In effect, the government is casting a wide net, knowing it will snag some little fish even if the big ones ultimately get away.
In an interview Friday with the Toronto Star, Harper said he doesn't want to risk focusing strictly on the "biggest priorities" in case negotiations stall.
"There's a lot of roadblocks out there in all these relationships, China, India, the negotiations with the European Union, the Americas strategy," Harper said.
"Frankly, because of all the impediments, my judgment is that we have to go hard on all fronts and see what actually progresses."
Harper spoke to the Star after wrapping up a six-day trade trip to India. He jetted to the Philippines on Friday and will head to Hong Kong on Sunday.

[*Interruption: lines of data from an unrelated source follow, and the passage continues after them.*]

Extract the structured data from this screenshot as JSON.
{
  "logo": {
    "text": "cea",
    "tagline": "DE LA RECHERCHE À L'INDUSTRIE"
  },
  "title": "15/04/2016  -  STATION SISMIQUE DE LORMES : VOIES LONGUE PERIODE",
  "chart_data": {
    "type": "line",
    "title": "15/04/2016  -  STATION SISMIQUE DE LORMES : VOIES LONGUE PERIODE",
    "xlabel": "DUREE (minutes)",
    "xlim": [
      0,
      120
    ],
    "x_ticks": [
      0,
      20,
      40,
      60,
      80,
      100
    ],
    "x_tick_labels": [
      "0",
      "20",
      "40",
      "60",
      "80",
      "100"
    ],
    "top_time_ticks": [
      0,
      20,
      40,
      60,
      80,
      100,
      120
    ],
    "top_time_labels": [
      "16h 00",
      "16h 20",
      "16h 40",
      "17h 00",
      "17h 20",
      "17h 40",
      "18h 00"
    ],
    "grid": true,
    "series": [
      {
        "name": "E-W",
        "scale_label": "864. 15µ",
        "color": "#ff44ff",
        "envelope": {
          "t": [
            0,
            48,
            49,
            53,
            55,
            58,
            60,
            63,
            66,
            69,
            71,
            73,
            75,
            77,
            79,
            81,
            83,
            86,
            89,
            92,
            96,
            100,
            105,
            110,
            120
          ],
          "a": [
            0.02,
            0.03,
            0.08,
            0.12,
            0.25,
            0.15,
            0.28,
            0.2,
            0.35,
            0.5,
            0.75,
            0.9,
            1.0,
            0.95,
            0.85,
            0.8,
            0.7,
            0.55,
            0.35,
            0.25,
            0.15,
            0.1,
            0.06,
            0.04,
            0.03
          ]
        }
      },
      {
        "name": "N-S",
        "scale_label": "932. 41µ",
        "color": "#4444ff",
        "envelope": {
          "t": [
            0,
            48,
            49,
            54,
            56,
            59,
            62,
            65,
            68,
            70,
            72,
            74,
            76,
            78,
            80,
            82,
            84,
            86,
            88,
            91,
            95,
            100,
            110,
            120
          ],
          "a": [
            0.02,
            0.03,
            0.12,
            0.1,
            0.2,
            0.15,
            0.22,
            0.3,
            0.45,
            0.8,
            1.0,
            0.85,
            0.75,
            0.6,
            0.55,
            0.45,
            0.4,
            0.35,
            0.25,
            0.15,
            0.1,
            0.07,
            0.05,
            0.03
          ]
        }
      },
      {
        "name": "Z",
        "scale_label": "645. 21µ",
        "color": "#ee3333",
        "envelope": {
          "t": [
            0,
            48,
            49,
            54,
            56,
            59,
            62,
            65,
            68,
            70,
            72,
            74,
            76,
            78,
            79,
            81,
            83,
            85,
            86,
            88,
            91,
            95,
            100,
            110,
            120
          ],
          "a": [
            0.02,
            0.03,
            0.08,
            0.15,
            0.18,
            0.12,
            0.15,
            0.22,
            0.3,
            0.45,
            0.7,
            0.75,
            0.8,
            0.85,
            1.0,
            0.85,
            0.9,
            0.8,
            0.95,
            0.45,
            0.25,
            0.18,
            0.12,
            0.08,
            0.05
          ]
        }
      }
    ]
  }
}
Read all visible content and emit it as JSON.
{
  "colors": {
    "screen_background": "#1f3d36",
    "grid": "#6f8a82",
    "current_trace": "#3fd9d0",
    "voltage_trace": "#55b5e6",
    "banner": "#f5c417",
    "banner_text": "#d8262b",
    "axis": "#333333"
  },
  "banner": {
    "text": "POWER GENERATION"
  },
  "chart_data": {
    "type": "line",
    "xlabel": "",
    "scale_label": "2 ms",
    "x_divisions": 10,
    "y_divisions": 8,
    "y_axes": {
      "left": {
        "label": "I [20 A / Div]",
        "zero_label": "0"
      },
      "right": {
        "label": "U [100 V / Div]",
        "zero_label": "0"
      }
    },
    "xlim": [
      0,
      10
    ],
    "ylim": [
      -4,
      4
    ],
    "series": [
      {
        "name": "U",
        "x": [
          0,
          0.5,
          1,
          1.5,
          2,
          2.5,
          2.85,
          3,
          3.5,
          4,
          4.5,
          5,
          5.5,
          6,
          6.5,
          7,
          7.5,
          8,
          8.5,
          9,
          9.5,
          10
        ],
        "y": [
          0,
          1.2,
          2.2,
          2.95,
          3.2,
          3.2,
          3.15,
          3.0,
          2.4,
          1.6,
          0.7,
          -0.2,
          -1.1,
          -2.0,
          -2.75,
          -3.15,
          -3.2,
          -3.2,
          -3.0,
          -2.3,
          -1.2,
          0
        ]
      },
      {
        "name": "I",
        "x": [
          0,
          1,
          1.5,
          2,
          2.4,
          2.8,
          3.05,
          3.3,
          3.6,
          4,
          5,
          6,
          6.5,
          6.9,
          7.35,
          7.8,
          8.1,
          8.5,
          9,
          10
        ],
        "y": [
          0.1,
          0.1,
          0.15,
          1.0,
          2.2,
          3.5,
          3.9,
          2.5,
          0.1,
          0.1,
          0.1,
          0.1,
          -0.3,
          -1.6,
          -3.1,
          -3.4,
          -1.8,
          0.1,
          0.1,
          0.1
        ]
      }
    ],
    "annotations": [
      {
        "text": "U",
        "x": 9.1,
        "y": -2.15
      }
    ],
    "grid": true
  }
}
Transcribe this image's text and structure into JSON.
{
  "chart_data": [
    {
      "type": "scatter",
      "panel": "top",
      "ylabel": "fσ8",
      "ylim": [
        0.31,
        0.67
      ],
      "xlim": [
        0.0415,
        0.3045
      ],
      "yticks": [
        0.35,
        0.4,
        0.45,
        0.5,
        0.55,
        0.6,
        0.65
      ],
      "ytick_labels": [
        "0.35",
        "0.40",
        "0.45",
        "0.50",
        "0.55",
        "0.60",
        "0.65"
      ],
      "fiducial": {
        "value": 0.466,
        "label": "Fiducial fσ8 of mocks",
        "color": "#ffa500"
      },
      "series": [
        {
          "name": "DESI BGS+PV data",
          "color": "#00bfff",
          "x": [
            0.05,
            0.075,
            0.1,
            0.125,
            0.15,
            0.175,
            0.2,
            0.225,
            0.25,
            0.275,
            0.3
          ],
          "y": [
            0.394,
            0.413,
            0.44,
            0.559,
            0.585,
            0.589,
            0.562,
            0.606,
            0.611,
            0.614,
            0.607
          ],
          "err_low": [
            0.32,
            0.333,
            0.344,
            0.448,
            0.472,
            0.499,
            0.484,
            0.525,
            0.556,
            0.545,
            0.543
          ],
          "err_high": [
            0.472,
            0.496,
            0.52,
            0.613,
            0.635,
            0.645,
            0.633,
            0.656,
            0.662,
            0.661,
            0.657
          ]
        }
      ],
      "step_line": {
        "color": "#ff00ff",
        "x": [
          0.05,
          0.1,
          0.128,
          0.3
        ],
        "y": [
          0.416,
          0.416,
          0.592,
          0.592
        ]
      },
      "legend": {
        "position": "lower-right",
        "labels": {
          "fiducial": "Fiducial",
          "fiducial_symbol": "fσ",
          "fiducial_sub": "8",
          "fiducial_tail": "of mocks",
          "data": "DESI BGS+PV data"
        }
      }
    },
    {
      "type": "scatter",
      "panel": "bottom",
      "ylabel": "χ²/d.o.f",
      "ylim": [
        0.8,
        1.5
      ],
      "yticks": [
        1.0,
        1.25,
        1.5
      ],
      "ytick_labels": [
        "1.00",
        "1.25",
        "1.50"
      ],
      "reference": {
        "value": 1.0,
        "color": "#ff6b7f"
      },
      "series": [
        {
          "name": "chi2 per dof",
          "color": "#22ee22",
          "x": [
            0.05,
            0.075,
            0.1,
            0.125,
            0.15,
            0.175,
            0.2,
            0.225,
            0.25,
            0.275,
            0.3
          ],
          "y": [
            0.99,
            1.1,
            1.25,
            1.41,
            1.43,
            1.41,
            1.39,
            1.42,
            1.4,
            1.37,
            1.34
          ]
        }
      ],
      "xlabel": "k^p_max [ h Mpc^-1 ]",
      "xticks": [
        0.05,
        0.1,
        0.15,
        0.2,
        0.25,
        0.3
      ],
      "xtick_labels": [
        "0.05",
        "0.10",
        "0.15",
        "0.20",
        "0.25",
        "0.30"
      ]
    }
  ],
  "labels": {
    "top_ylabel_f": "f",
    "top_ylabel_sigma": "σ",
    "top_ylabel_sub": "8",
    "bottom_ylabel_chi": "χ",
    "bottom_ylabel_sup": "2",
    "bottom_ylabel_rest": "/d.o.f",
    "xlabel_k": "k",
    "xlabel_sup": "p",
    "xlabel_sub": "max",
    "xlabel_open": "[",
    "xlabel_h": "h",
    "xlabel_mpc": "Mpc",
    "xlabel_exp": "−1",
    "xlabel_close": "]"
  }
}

He boasted to an Indian audience this week his government has inked trade deals with nine countries and launched negotiations with more than 60 others since taking office in 2006.
The nine agreements are with Colombia, Jordan, Panama, Peru, the European Free Trade Association and Honduras.
Negotiations have been underway for some time with India and the European Union but there have not yet been even exploratory talks with China, the biggest fish of all. China's ambassador to Canada, Zhang Junsai, raised the issue in September, calling for a free trade agreement between the two countries to be struck within a decade.
The European Union holds the most immediate promise of a trade deal.
International Trade Minister Ed Fast is heading to Brussels later this month to pick up where officials left off in negotiating a broad trade and investment agreement with the EU. Negotiations among officials are finished and it's now up to ministers to hash out the most contentious issues, including drug patents and intellectual property.
Canada had hoped to wrap up the deal by the end of 2012 but it now appears talks will continue into the new year.